Interdisciplinary Research Team,
Harnessing the Power of Neurons to Ignite New Technologies
Building on the ingenuity of the past, interconnecting technologies and collaborating across research areas are some of the approaches scientists at UMass Lowell are taking to develop new robotics and artificial intelligence technologies that could improve the lives of wounded soldiers and others.
“We have the chance to manipulate muscle precursors to improve muscle regeneration or formation, for example after a wound or an athletic injury or a car accident or combat casualty wounds, as particular brain signals stimulate the muscle cells better than any artificial method known so far,” says Prof. Thomas Shea, director of the Center for Neurobiology and Neurodegeneration Research.
In the 1980’s, Shea conducted research on brain cells to look at how the brain works. The studies evolved into technology capable of manipulating and recording brain cells resting on a unique 64-electrode powered petri dish. Today, the technology is also being used to bridge new robotics and AI research. Shea is collaborating with Prof. Holly Yanco and Sangmook Lee on a three-year project that will combine the interface of the brain cells in culture wired to a computer (which harnesses the electronic signals that neurons make) with the University’s Robotics systems.

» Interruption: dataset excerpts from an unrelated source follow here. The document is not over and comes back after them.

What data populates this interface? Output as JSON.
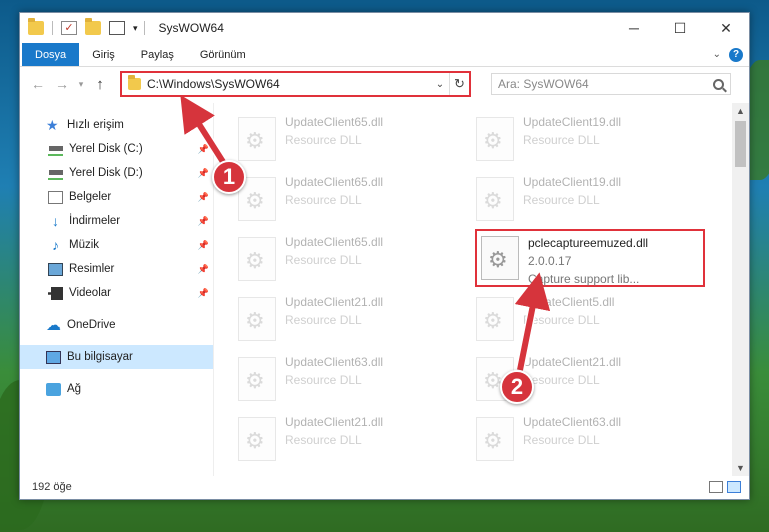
{
  "window": {
    "title": "SysWOW64",
    "controls": {
      "minimize": "─",
      "maximize": "☐",
      "close": "✕"
    }
  },
  "ribbon": {
    "tabs": [
      "Dosya",
      "Giriş",
      "Paylaş",
      "Görünüm"
    ],
    "expand_icon": "chevron-down",
    "help": "?"
  },
  "address": {
    "path": "C:\\Windows\\SysWOW64",
    "search_placeholder": "Ara: SysWOW64"
  },
  "nav": {
    "items": [
      {
        "label": "Hızlı erişim",
        "icon": "star-icon"
      },
      {
        "label": "Yerel Disk (C:)",
        "icon": "drive-icon",
        "pinned": true
      },
      {
        "label": "Yerel Disk (D:)",
        "icon": "drive-icon",
        "pinned": true
      },
      {
        "label": "Belgeler",
        "icon": "documents-icon",
        "pinned": true
      },
      {
        "label": "İndirmeler",
        "icon": "downloads-icon",
        "pinned": true
      },
      {
        "label": "Müzik",
        "icon": "music-icon",
        "pinned": true
      },
      {
        "label": "Resimler",
        "icon": "pictures-icon",
        "pinned": true
      },
      {
        "label": "Videolar",
        "icon": "videos-icon",
        "pinned": true
      },
      {
        "label": "OneDrive",
        "icon": "onedrive-icon"
      },
      {
        "label": "Bu bilgisayar",
        "icon": "this-pc-icon",
        "selected": true
      },
      {
        "label": "Ağ",
        "icon": "network-icon"
      }
    ]
  },
  "files": {
    "col1": [
      {
        "name": "UpdateClient65.dll",
        "sub": "Resource DLL"
      },
      {
        "name": "UpdateClient65.dll",
        "sub": "Resource DLL"
      },
      {
        "name": "UpdateClient65.dll",
        "sub": "Resource DLL"
      },
      {
        "name": "UpdateClient21.dll",
        "sub": "Resource DLL"
      },
      {
        "name": "UpdateClient63.dll",
        "sub": "Resource DLL"
      },
      {
        "name": "UpdateClient21.dll",
        "sub": "Resource DLL"
      }
    ],
    "col2": [
      {
        "name": "UpdateClient19.dll",
        "sub": "Resource DLL"
      },
      {
        "name": "UpdateClient19.dll",
        "sub": "Resource DLL"
      },
      {
        "name": "UpdateClient5.dll",
        "sub": "Resource DLL"
      },
      {
        "name": "UpdateClient21.dll",
        "sub": "Resource DLL"
      },
      {
        "name": "UpdateClient63.dll",
        "sub": "Resource DLL"
      }
    ],
    "highlight": {
      "name": "pclecaptureemuzed.dll",
      "version": "2.0.0.17",
      "desc": "Capture support lib..."
    }
  },
  "status": {
    "count": "192 öğe"
  },
  "callouts": {
    "one": "1",
    "two": "2"
  },
  "colors": {
    "accent": "#1979ca",
    "callout": "#d6343c",
    "highlight_border": "#e0313a"
  }
}
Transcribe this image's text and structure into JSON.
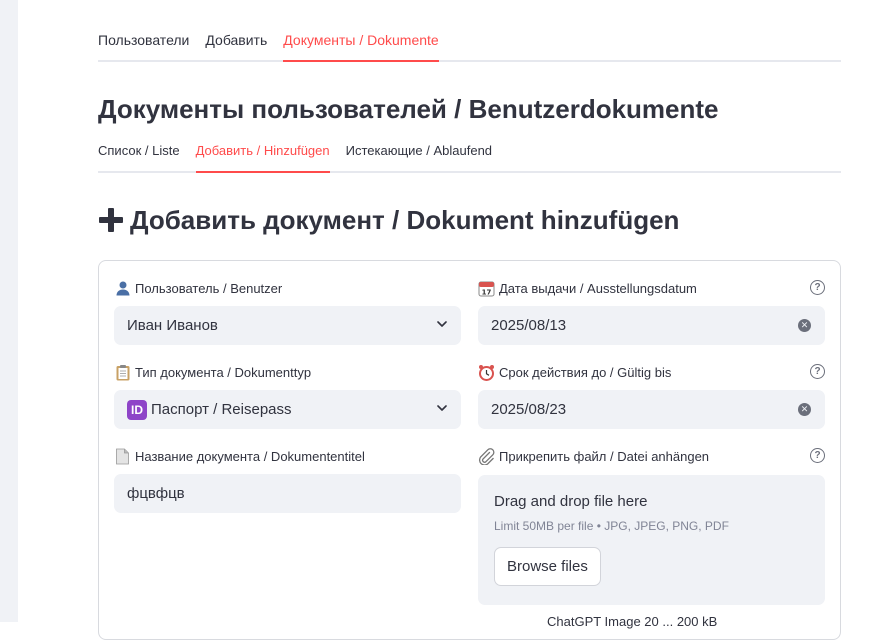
{
  "top_tabs": [
    {
      "label": "Пользователи"
    },
    {
      "label": "Добавить"
    },
    {
      "label": "Документы / Dokumente",
      "active": true
    }
  ],
  "page_title": "Документы пользователей / Benutzerdokumente",
  "sub_tabs": [
    {
      "label": "Список / Liste"
    },
    {
      "label": "Добавить / Hinzufügen",
      "active": true
    },
    {
      "label": "Истекающие / Ablaufend"
    }
  ],
  "section_title": "Добавить документ / Dokument hinzufügen",
  "form": {
    "user": {
      "label": "Пользователь / Benutzer",
      "icon": "user-silhouette-icon",
      "value": "Иван Иванов"
    },
    "doc_type": {
      "label": "Тип документа / Dokumenttyp",
      "icon": "clipboard-icon",
      "value": "Паспорт / Reisepass",
      "value_icon": "ID"
    },
    "doc_title": {
      "label": "Название документа / Dokumententitel",
      "icon": "document-page-icon",
      "value": "фцвфцв"
    },
    "issue_date": {
      "label": "Дата выдачи / Ausstellungsdatum",
      "icon": "calendar-icon",
      "value": "2025/08/13"
    },
    "valid_until": {
      "label": "Срок действия до / Gültig bis",
      "icon": "alarm-clock-icon",
      "value": "2025/08/23"
    },
    "attachment": {
      "label": "Прикрепить файл / Datei anhängen",
      "icon": "paperclip-icon",
      "drop_title": "Drag and drop file here",
      "drop_sub": "Limit 50MB per file • JPG, JPEG, PNG, PDF",
      "browse_label": "Browse files"
    },
    "partial_text": "ChatGPT Image 20 ... 200 kB"
  },
  "colors": {
    "accent": "#ff4b4b",
    "input_bg": "#f0f2f6",
    "text": "#31333f"
  }
}
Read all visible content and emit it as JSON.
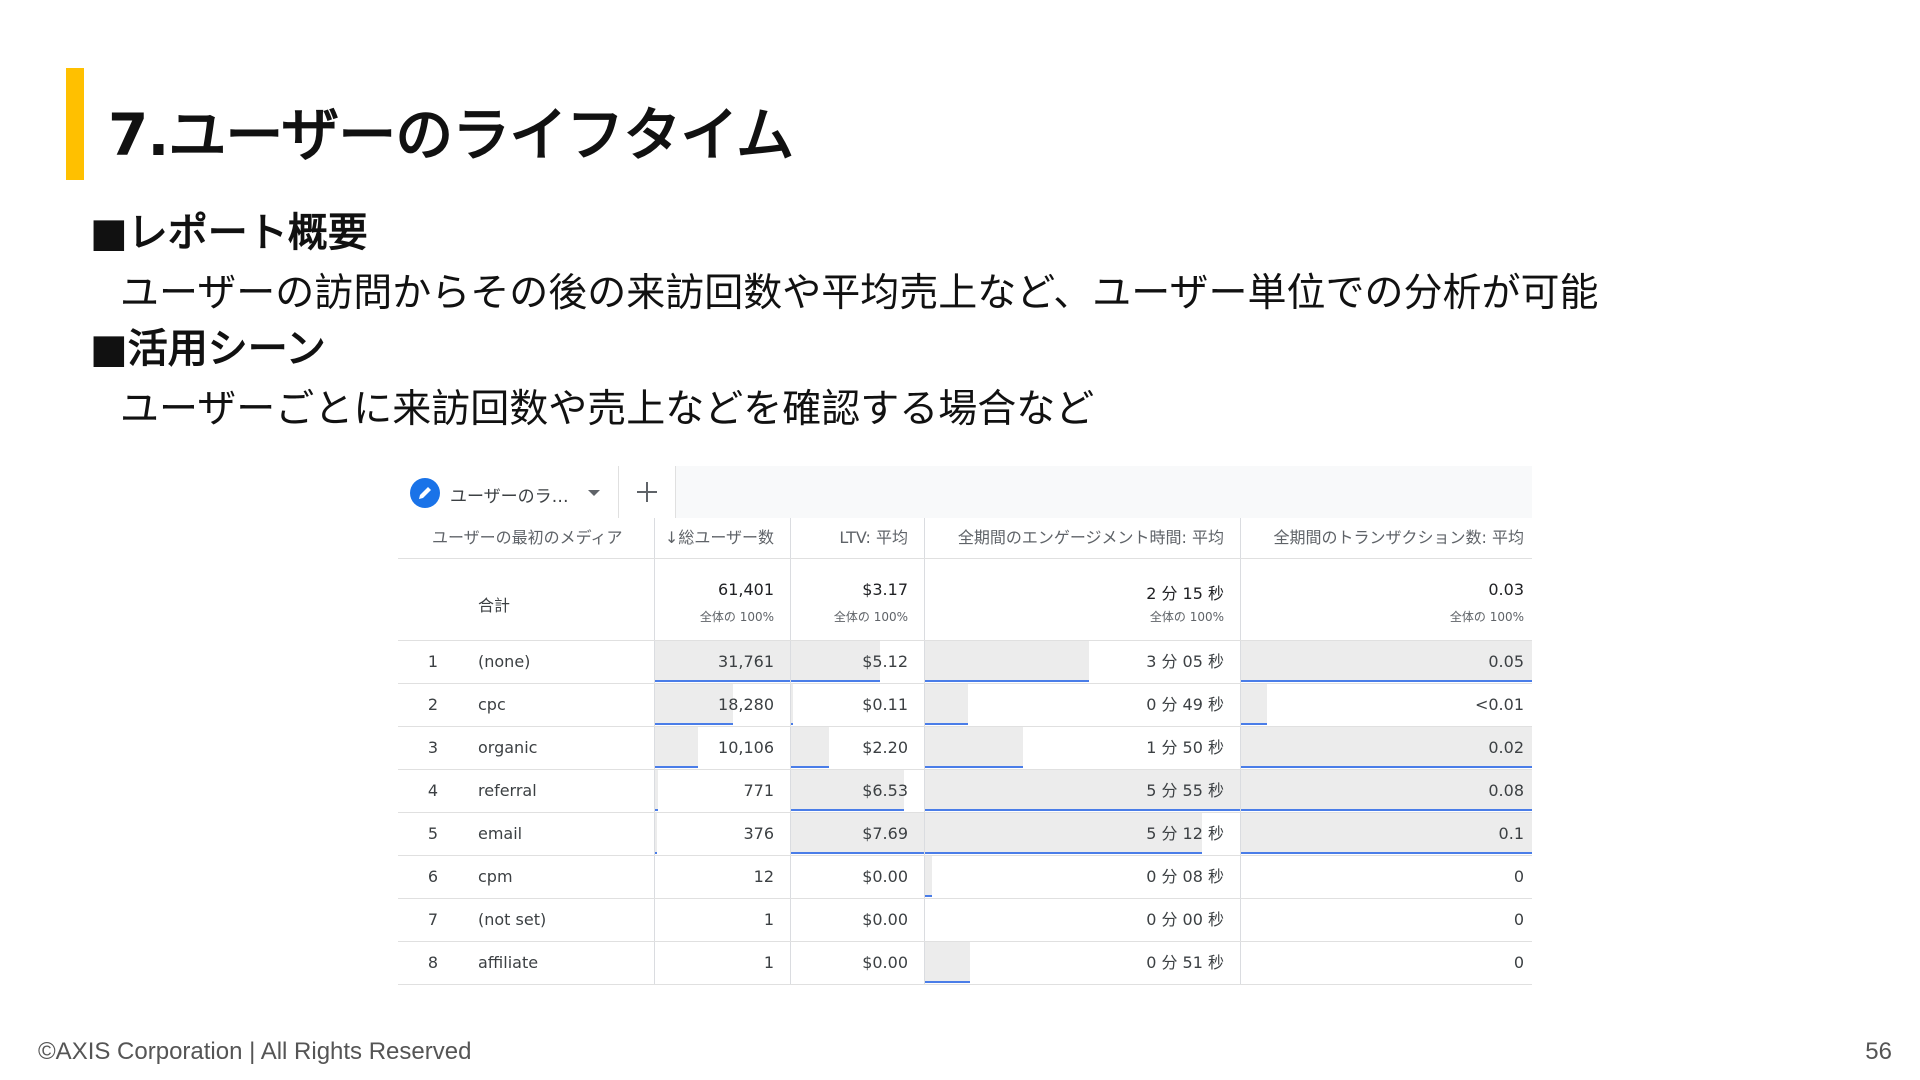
{
  "slide": {
    "title": "7.ユーザーのライフタイム",
    "section1_heading": "■レポート概要",
    "section1_text": "ユーザーの訪問からその後の来訪回数や平均売上など、ユーザー単位での分析が可能",
    "section2_heading": "■活用シーン",
    "section2_text": "ユーザーごとに来訪回数や売上などを確認する場合など",
    "footer": "©AXIS Corporation | All Rights Reserved",
    "page_number": "56",
    "accent_color": "#FFC000"
  },
  "report": {
    "tab_label": "ユーザーのラ…",
    "tab_icon": "pencil-icon",
    "add_tab_icon": "plus-icon",
    "columns": [
      "ユーザーの最初のメディア",
      "↓総ユーザー数",
      "LTV: 平均",
      "全期間のエンゲージメント時間: 平均",
      "全期間のトランザクション数: 平均"
    ],
    "totals": {
      "label": "合計",
      "values": [
        "61,401",
        "$3.17",
        "2 分 15 秒",
        "0.03"
      ],
      "subs": [
        "全体の 100%",
        "全体の 100%",
        "全体の 100%",
        "全体の 100%"
      ]
    },
    "rows": [
      {
        "idx": "1",
        "medium": "(none)",
        "users": "31,761",
        "ltv": "$5.12",
        "engage": "3 分 05 秒",
        "trans": "0.05",
        "users_frac": 1.0,
        "ltv_frac": 0.666,
        "engage_frac": 0.52,
        "trans_frac": 1.0
      },
      {
        "idx": "2",
        "medium": "cpc",
        "users": "18,280",
        "ltv": "$0.11",
        "engage": "0 分 49 秒",
        "trans": "<0.01",
        "users_frac": 0.576,
        "ltv_frac": 0.014,
        "engage_frac": 0.138,
        "trans_frac": 0.09
      },
      {
        "idx": "3",
        "medium": "organic",
        "users": "10,106",
        "ltv": "$2.20",
        "engage": "1 分 50 秒",
        "trans": "0.02",
        "users_frac": 0.318,
        "ltv_frac": 0.286,
        "engage_frac": 0.31,
        "trans_frac": 1.0
      },
      {
        "idx": "4",
        "medium": "referral",
        "users": "771",
        "ltv": "$6.53",
        "engage": "5 分 55 秒",
        "trans": "0.08",
        "users_frac": 0.024,
        "ltv_frac": 0.849,
        "engage_frac": 1.0,
        "trans_frac": 1.0
      },
      {
        "idx": "5",
        "medium": "email",
        "users": "376",
        "ltv": "$7.69",
        "engage": "5 分 12 秒",
        "trans": "0.1",
        "users_frac": 0.012,
        "ltv_frac": 1.0,
        "engage_frac": 0.879,
        "trans_frac": 1.0
      },
      {
        "idx": "6",
        "medium": "cpm",
        "users": "12",
        "ltv": "$0.00",
        "engage": "0 分 08 秒",
        "trans": "0",
        "users_frac": 0,
        "ltv_frac": 0,
        "engage_frac": 0.023,
        "trans_frac": 0
      },
      {
        "idx": "7",
        "medium": "(not set)",
        "users": "1",
        "ltv": "$0.00",
        "engage": "0 分 00 秒",
        "trans": "0",
        "users_frac": 0,
        "ltv_frac": 0,
        "engage_frac": 0,
        "trans_frac": 0
      },
      {
        "idx": "8",
        "medium": "affiliate",
        "users": "1",
        "ltv": "$0.00",
        "engage": "0 分 51 秒",
        "trans": "0",
        "users_frac": 0,
        "ltv_frac": 0,
        "engage_frac": 0.144,
        "trans_frac": 0
      }
    ]
  }
}
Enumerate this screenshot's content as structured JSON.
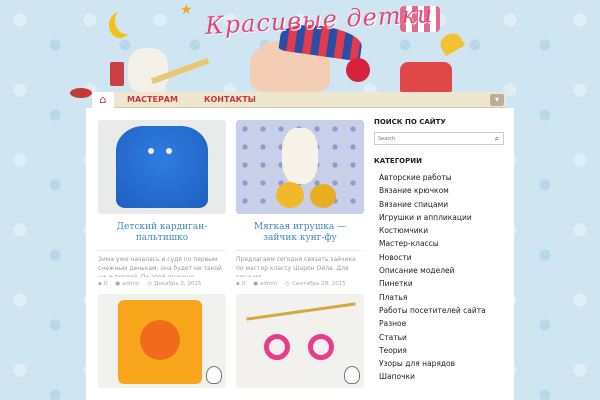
{
  "site": {
    "title": "Красивые детки"
  },
  "nav": {
    "home_icon": "home-icon",
    "items": [
      {
        "label": "МАСТЕРАМ"
      },
      {
        "label": "КОНТАКТЫ"
      }
    ],
    "toggle_icon": "chevron-icon"
  },
  "posts": [
    {
      "title": "Детский кардиган-пальтишко",
      "excerpt": "Зима уже началась и судя по первым снежным денькам, она будет не такой уж и теплой. По этой причине предлагаем...",
      "comments": "0",
      "author": "admin",
      "date": "Декабрь 3, 2015"
    },
    {
      "title": "Мягкая игрушка — зайчик кунг-фу",
      "excerpt": "Предлагаем сегодня связать зайчика по мастер классу Шарон Ойла. Для вязания",
      "comments": "0",
      "author": "admin",
      "date": "Сентябрь 28, 2015"
    },
    {
      "title": "",
      "excerpt": "",
      "comments": "",
      "author": "",
      "date": ""
    },
    {
      "title": "",
      "excerpt": "",
      "comments": "",
      "author": "",
      "date": ""
    }
  ],
  "sidebar": {
    "search_title": "ПОИСК ПО САЙТУ",
    "search_placeholder": "Search",
    "categories_title": "КАТЕГОРИИ",
    "categories": [
      "Авторские работы",
      "Вязание крючком",
      "Вязание спицами",
      "Игрушки и аппликации",
      "Костюмчики",
      "Мастер-классы",
      "Новости",
      "Описание моделей",
      "Пинетки",
      "Платья",
      "Работы посетителей сайта",
      "Разное",
      "Статьи",
      "Теория",
      "Узоры для нарядов",
      "Шапочки"
    ]
  },
  "colors": {
    "accent": "#c43a3a",
    "title_link": "#3d8bb0",
    "nav_bg": "#efe6d0",
    "page_bg": "#cfe6f2"
  }
}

The project also involves the collaboration with Dartmouth professors who are working on an artificial intelligence and “will interconnect those two technologies.” Shea’s biological neuron circuitry will interpret incoming signals and make a decision of which motion to dictate to Yanco’s robotics. This decision-making process will be compared with that of an artificial neural network (or ANN, an interconnected group of artificial neurons)—a new application in industry for the 21st century that owes some of its discoveries to basic brain cell studies from an earlier era.
Shea says the army is very interested in his team having a direct connection between brain cells, computers and the artificial movement that’s capable of being achieved through robotics. He and his team at UMass Lowell have received $760,000 dollars in funding from the U.S. Army Research Laboratory for the project.